Jos de Mul. Das Schauspiel des Lebens. Dilthey and the historical biography. In: Revue Internationale de Philosophie, (2003), no.2, 99-116.
Das Schauspiel des Lebens. Wilhelm Dilthey and historical biography
"Uber den wissenschaftlichen Charakter der Biographie sind die Ansichten der Historiker geteilt." [1]
These words, written by Wilhelm Dilthey about a hundred years ago, are just as true today as they were then. As in Dilthey's time, many historians still deny that the historical biography is scientific in nature, because of its narrative and literary character. It isn't without irony that authors of literary fiction, conversely, often doubt the literary character of historical biographies because they are not entirely a work of imagination. One might say that historical biography is situated in a no-man's land between art and science.
In order to understand the discussion concerning the status of the historical biography, we have to view it within the broader context of the debate on the status of historiography. This debate has accompanied modern historiography from its birth in the early nineteenth century. Before then the question concerning the relationship between the artistic and scientific dimension of historiography virtually played no role. The reason for this was that before the nineteenth century these two dimensions could barely be distinguished. The word 'novel' not only referred to Active stories, but also to the kind of stories we nowadays call historical narratives. However, under the influence of rationalism and empiricism, literature and historiography gradually became different autonomous genres. The emergence of the modern discipline of historiography was at least partly motivated by the presupposition that knowledge only deserves this title when it is rationally and empirically tested and attains a certain level of certainty.[2] These requirements were inspired by the impressive success the natural sciences and the new technologies connected with them had had since Newton.

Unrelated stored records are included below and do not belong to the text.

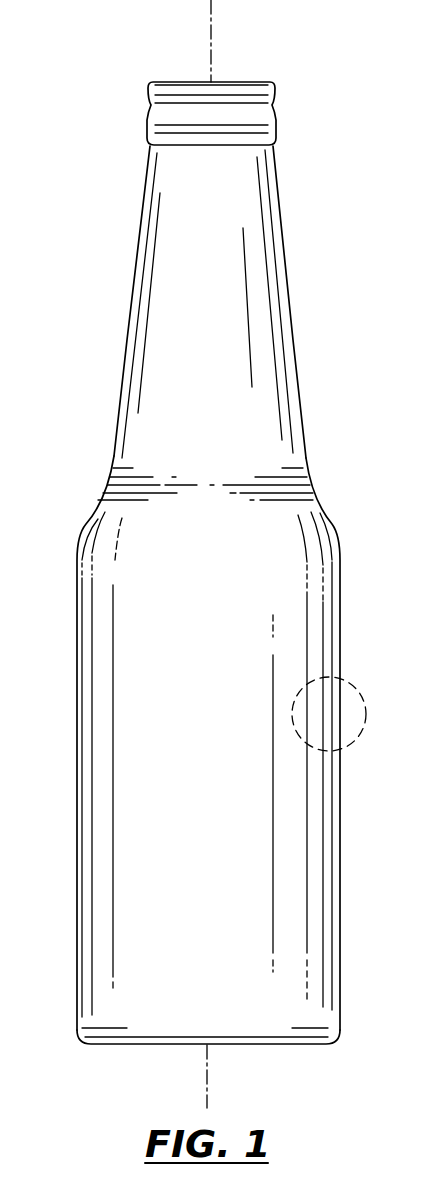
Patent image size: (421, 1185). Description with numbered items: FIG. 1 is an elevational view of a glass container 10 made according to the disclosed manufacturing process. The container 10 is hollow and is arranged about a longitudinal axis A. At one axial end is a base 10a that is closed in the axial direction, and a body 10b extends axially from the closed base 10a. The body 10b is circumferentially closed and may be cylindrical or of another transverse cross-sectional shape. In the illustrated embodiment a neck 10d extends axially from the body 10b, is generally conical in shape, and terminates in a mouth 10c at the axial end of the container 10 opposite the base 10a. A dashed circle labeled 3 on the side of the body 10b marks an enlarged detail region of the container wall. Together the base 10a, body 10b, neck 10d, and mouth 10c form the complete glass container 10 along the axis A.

The glass container 10 is at (93, 233).
The base 10a is at (297, 1045).
The body 10b is at (338, 940).
The mouth 10c is at (260, 80).
The neck 10d is at (292, 330).
The detail region shown in FIG. 3 is at (350, 686).
The longitudinal axis A is at (212, 22).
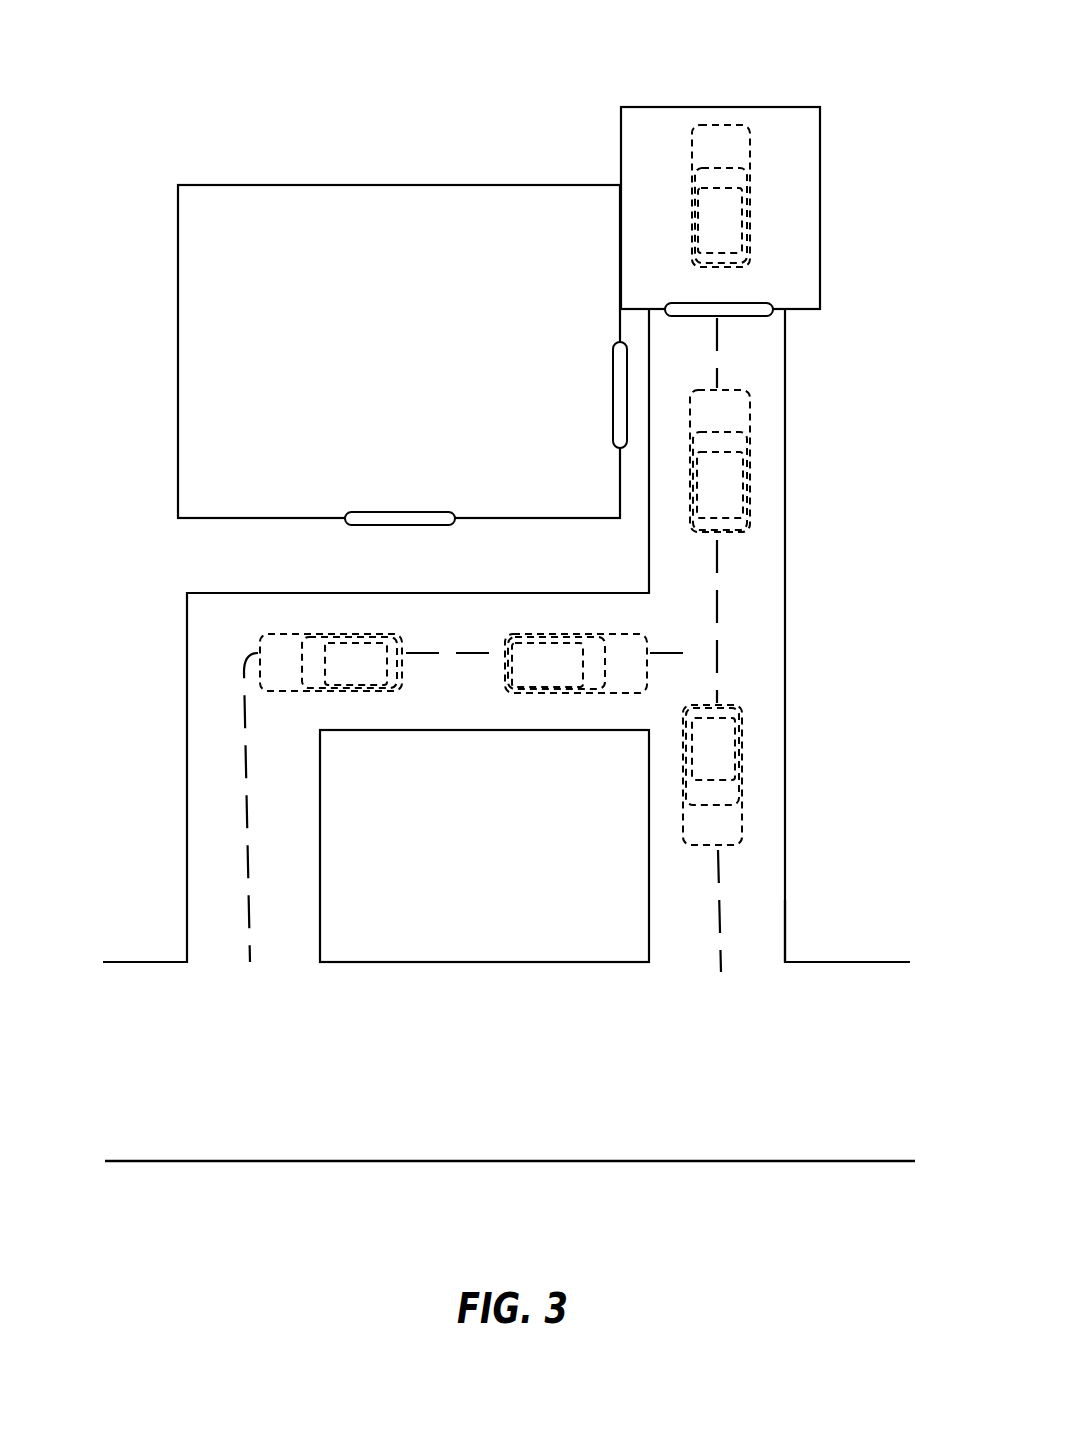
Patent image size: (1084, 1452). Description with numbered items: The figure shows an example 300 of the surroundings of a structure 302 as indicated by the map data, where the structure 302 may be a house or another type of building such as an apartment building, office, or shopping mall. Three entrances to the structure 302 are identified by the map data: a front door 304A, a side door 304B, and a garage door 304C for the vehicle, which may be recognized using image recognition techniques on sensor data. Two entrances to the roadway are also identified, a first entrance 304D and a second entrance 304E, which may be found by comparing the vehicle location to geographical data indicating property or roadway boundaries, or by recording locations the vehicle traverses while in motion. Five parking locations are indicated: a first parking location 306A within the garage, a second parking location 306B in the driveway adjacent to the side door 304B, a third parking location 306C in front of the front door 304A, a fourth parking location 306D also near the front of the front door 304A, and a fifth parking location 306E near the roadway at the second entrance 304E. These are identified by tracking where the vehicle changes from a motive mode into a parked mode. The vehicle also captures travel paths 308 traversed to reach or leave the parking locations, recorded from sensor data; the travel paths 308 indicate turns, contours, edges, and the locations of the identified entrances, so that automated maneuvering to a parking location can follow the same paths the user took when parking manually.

The example of the surroundings of a structure 300 is at (220, 43).
The structure 302 is at (381, 361).
The front door 304A is at (397, 525).
The side door 304B is at (613, 394).
The garage door 304C is at (740, 316).
The first entrance 304D is at (285, 957).
The second entrance 304E is at (750, 960).
The first parking location 306A is at (697, 158).
The second parking location 306B is at (696, 423).
The third parking location 306C is at (331, 672).
The fourth parking location 306D is at (526, 672).
The fifth parking location 306E is at (689, 835).
The travel paths 308 is at (243, 748).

Based on the discovery of causal relationships in nature, these sciences were not only able to explain natural phenomena, but to predict and to control them, as well. As a result, the objectivity of the natural sciences increasingly began to function as an ideal for all sciences. After the middle of the nineteenth century, the ideal of a 'unified science' became an integral part of the repertoire of (neo)positivist scientists and philosophers.